I have a (frustrating) mystery I need help solving. I have a MySQL table with a column storing URLs, specifically URLs to tracks on last.fm. I thought I made sure to store them in their escaped html format (e.g. "ünloco" becomes "'%C3%BCnloco"), since I'm using the latin collation (not utf-8), but something strange is going on.

I backed up the table with mysqldump, truncated the table, and then tried to reimport the same data using the standard "load data infile" syntax.

But it would stop after reading in a ~300k of ~40million of rows (it's not a line termination issue...already checked). No errors, no warnings...it was as if MySQL thought the file was shorter than it really was.

After reading the file into Python, it turns out it was failing on a row that had a hex character in it (e.g. \xa0). That is, it would read in all rows up until it hit that one. I verified this was the problem by removing that row and trying again, upon which it loaded data up until the next line with a hex character, and stopped.

So these characters are definitely the problem, but I have no idea how they ended up in the table (shouldn't the latin collation not allow that?). More importantly, how do I get the data back in the database now?

Do I have to manually edit the dumped text file and remove/edit these lines, or is there a way to make MySQL read the file in correctly? In the former case, how can I efficiently find the problematic lines (command line or Python solutions appreciated...there are too many lines to manually examine).

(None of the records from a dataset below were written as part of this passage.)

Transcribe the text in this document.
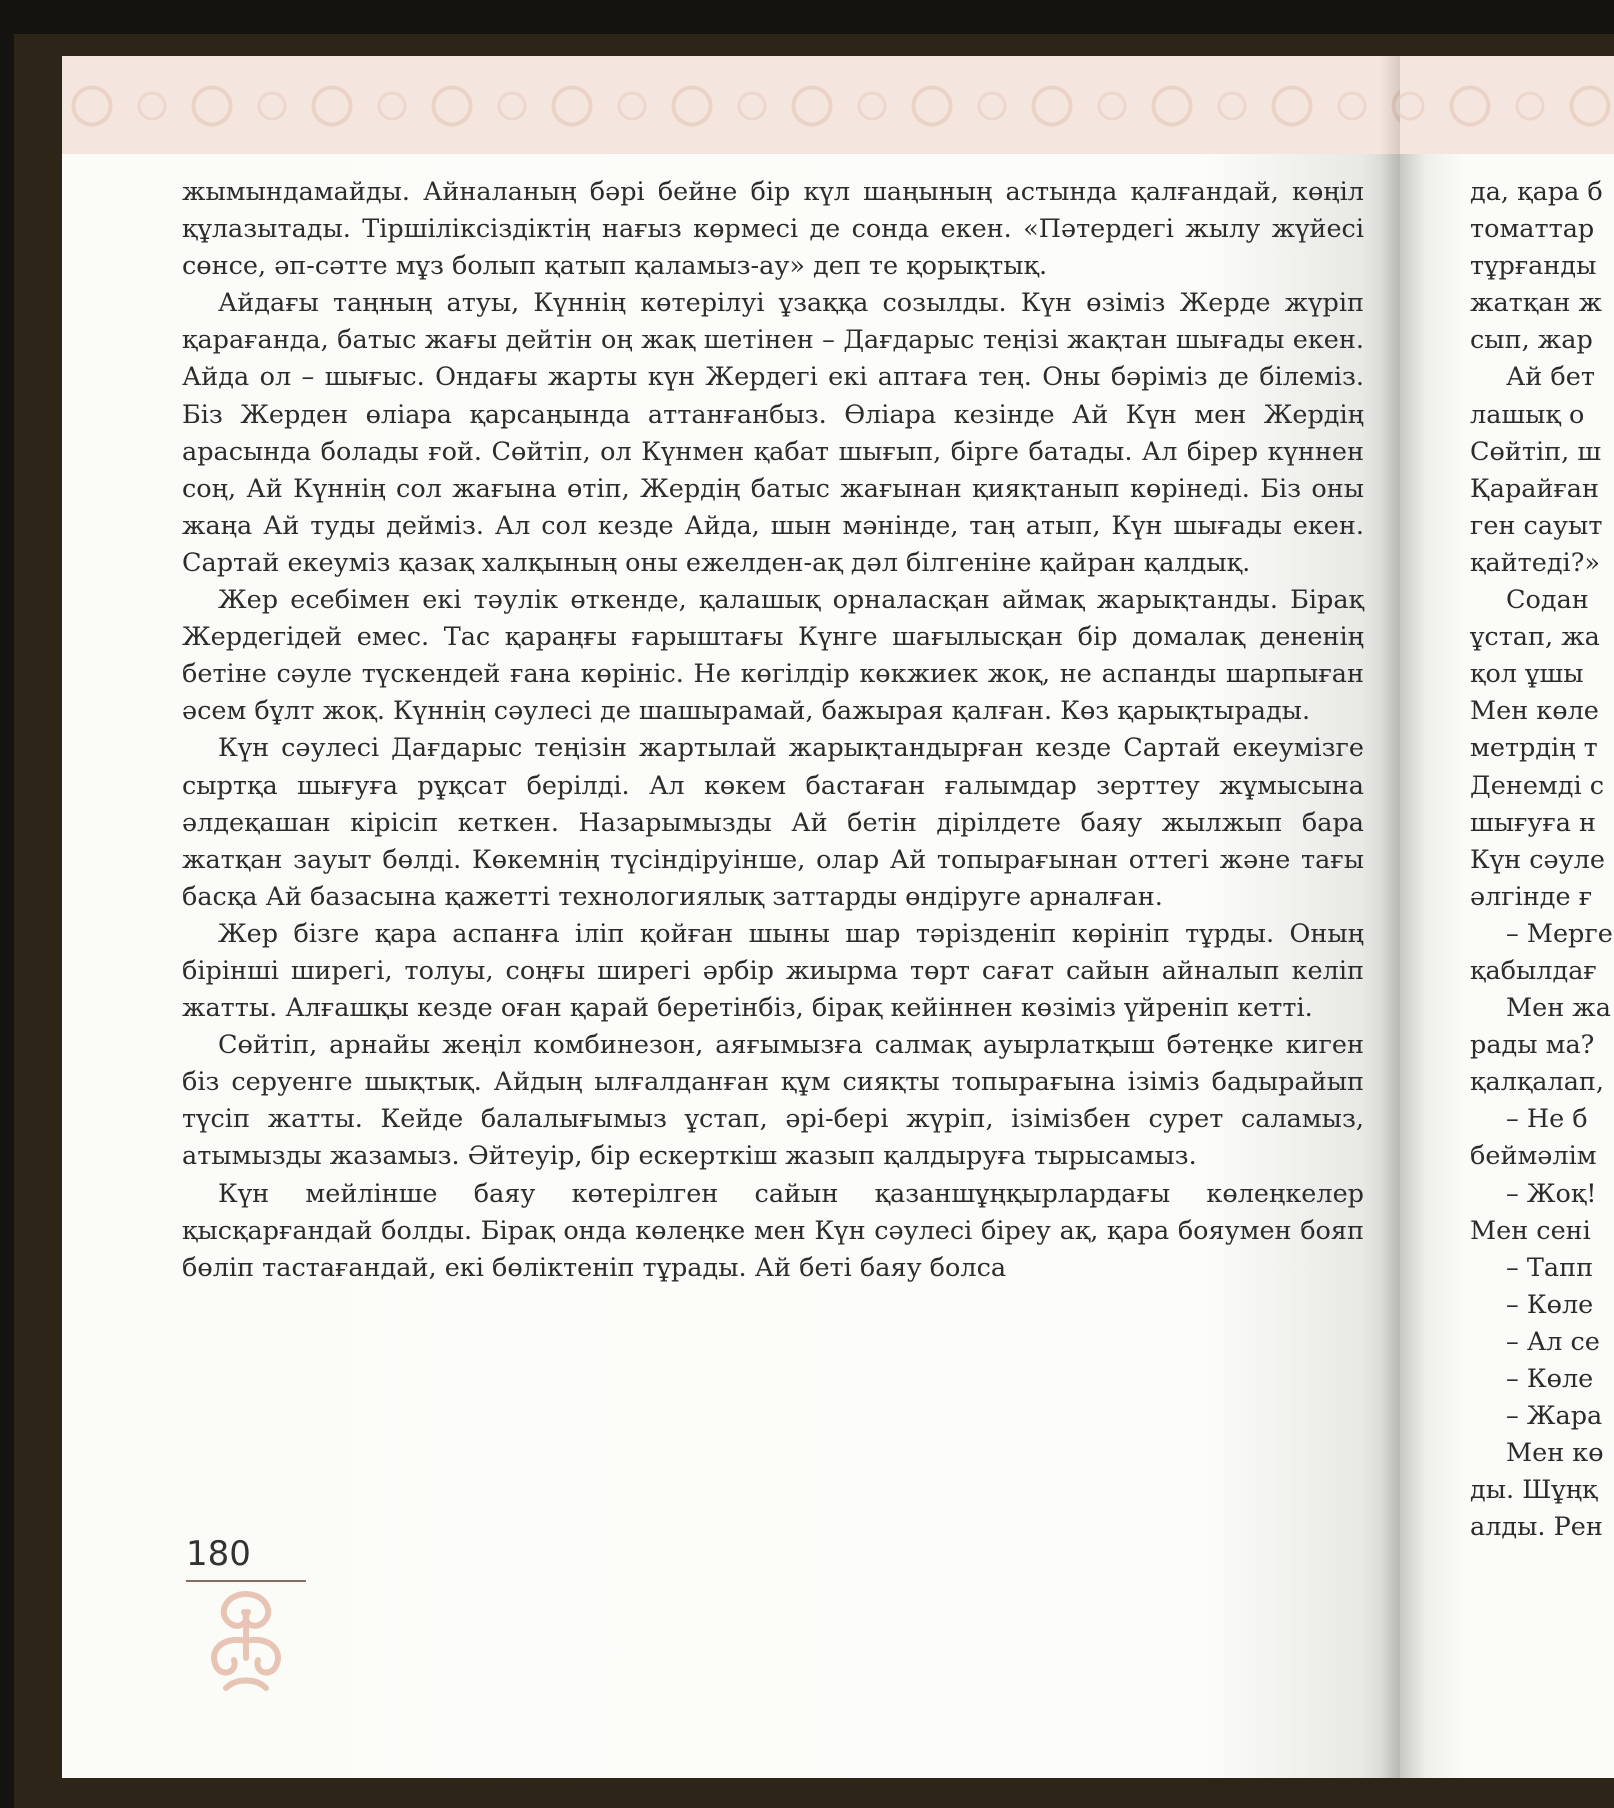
жымындамайды. Айналаның бәрі бейне бір күл шаңының астында қалғандай, көңіл құлазытады. Тіршіліксіздіктің нағыз көрмесі де сонда екен. «Пәтердегі жылу жүйесі сөнсе, әп-сәтте мұз болып қатып қаламыз-ау» деп те қорықтық.

Айдағы таңның атуы, Күннің көтерілуі ұзаққа созылды. Күн өзіміз Жерде жүріп қарағанда, батыс жағы дейтін оң жақ шетінен – Дағдарыс теңізі жақтан шығады екен. Айда ол – шығыс. Ондағы жарты күн Жердегі екі аптаға тең. Оны бәріміз де білеміз. Біз Жерден өліара қарсаңында аттанғанбыз. Өліара кезінде Ай Күн мен Жердің арасында болады ғой. Сөйтіп, ол Күнмен қабат шығып, бірге батады. Ал бірер күннен соң, Ай Күннің сол жағына өтіп, Жердің батыс жағынан қияқтанып көрінеді. Біз оны жаңа Ай туды дейміз. Ал сол кезде Айда, шын мәнінде, таң атып, Күн шығады екен. Сартай екеуміз қазақ халқының оны ежелден-ақ дәл білгеніне қайран қалдық.

Жер есебімен екі тәулік өткенде, қалашық орналасқан аймақ жарықтанды. Бірақ Жердегідей емес. Тас қараңғы ғарыштағы Күнге шағылысқан бір домалақ дененің бетіне сәуле түскендей ғана көрініс. Не көгілдір көкжиек жоқ, не аспанды шарпыған әсем бұлт жоқ. Күннің сәулесі де шашырамай, бажырая қалған. Көз қарықтырады.

Күн сәулесі Дағдарыс теңізін жартылай жарықтандырған кезде Сартай екеумізге сыртқа шығуға рұқсат берілді. Ал көкем бастаған ғалымдар зерттеу жұмысына әлдеқашан кірісіп кеткен. Назарымызды Ай бетін дірілдете баяу жылжып бара жатқан зауыт бөлді. Көкемнің түсіндіруінше, олар Ай топырағынан оттегі және тағы басқа Ай базасына қажетті технологиялық заттарды өндіруге арналған.

Жер бізге қара аспанға іліп қойған шыны шар тәрізденіп көрініп тұрды. Оның бірінші ширегі, толуы, соңғы ширегі әрбір жиырма төрт сағат сайын айналып келіп жатты. Алғашқы кезде оған қарай беретінбіз, бірақ кейіннен көзіміз үйреніп кетті.

Сөйтіп, арнайы жеңіл комбинезон, аяғымызға салмақ ауырлатқыш бәтеңке киген біз серуенге шықтық. Айдың ылғалданған құм сияқты топырағына ізіміз бадырайып түсіп жатты. Кейде балалығымыз ұстап, әрі-бері жүріп, ізімізбен сурет саламыз, атымызды жазамыз. Әйтеуір, бір ескерткіш жазып қалдыруға тырысамыз.

Күн мейлінше баяу көтерілген сайын қазаншұңқырлардағы көлеңкелер қысқарғандай болды. Бірақ онда көлеңке мен Күн сәулесі біреу ақ, қара бояумен бояп бөліп тастағандай, екі бөліктеніп тұрады. Ай беті баяу болса

180
да, қара б
томаттар
тұрғанды
жатқан ж
сып, жар
Ай бет
лашық о
Сөйтіп, ш
Қарайған
ген сауыт
қайтеді?»
Содан
ұстап, жа
қол ұшы
Мен көле
метрдің т
Денемді с
шығуға н
Күн сәуле
әлгінде ғ
– Мерге
қабылдағ
Мен жа
рады ма?
қалқалап,
– Не б
беймәлім
– Жоқ!
Мен сені
– Тапп
– Көле
– Ал се
– Көле
– Жара
Мен кө
ды. Шұңқ
алды. Рен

Editing to include example of the problematic lines, the first of which I've learned is:

for i,line in enumerate(open(filename)):
    if i==350616:
        break

print line 
350317  2       sevish  346067  \N      á       sevish/_/á

print repr(line)
'350317\t2\tsevish\t346067\t\\N\t\xa0\tsevish/_/\xa0\n'
moustachio
  • 2,924
  • 3
  • 36
  • 68
  • See also http://stackoverflow.com/questions/752998/how-to-work-with-unicode-in-python and please track down the source or use of the \xa0 as it might be significant. Maybe you're storing special quote marks or something. – leewz Feb 03 '14 at 08:17
  • After digging into some old database backups, the problem is definitely some special characters somehow ending up in the database (I still have no idea how!). I can fix them, but still need a way to identify which lines contain such characters... – moustachio Feb 03 '14 at 18:06

2 Answers2

0

(I assume that \xa0 is a single byte in the file, and that you're on Windows.)

Open in binary mode.

file = open(fname, 'rb')

Otherwise, it assumes ASCII and can break on non-ASCII characters (\x80 or so and above).

Note: You'll get byte arrays from read operations instead of strings. You may need to convert input using str, which may still break on non-ASCII.

In binary mode, you shouldn't use next (using the file as an iterable), readline, or readlines, because they look for ASCII. Use read instead.

leewz
  • 3,201
  • 1
  • 18
  • 38
0

Ok, so I finally figured out a way to more or less simply find which lines were problematic:

for line in open(filename):
    try:
        line.decode('ascii')
    except:
        print line

Basically, I try to decode the line in ascii, and if that doesn't work, I print the line. This pulled out the relevant lines and allowed me to edit them so MySQL could read them in properly.

This of course doesn't address how these values got there in the first place, but at least allowed me to fix the problem.

moustachio
  • 2,924
  • 3
  • 36
  • 68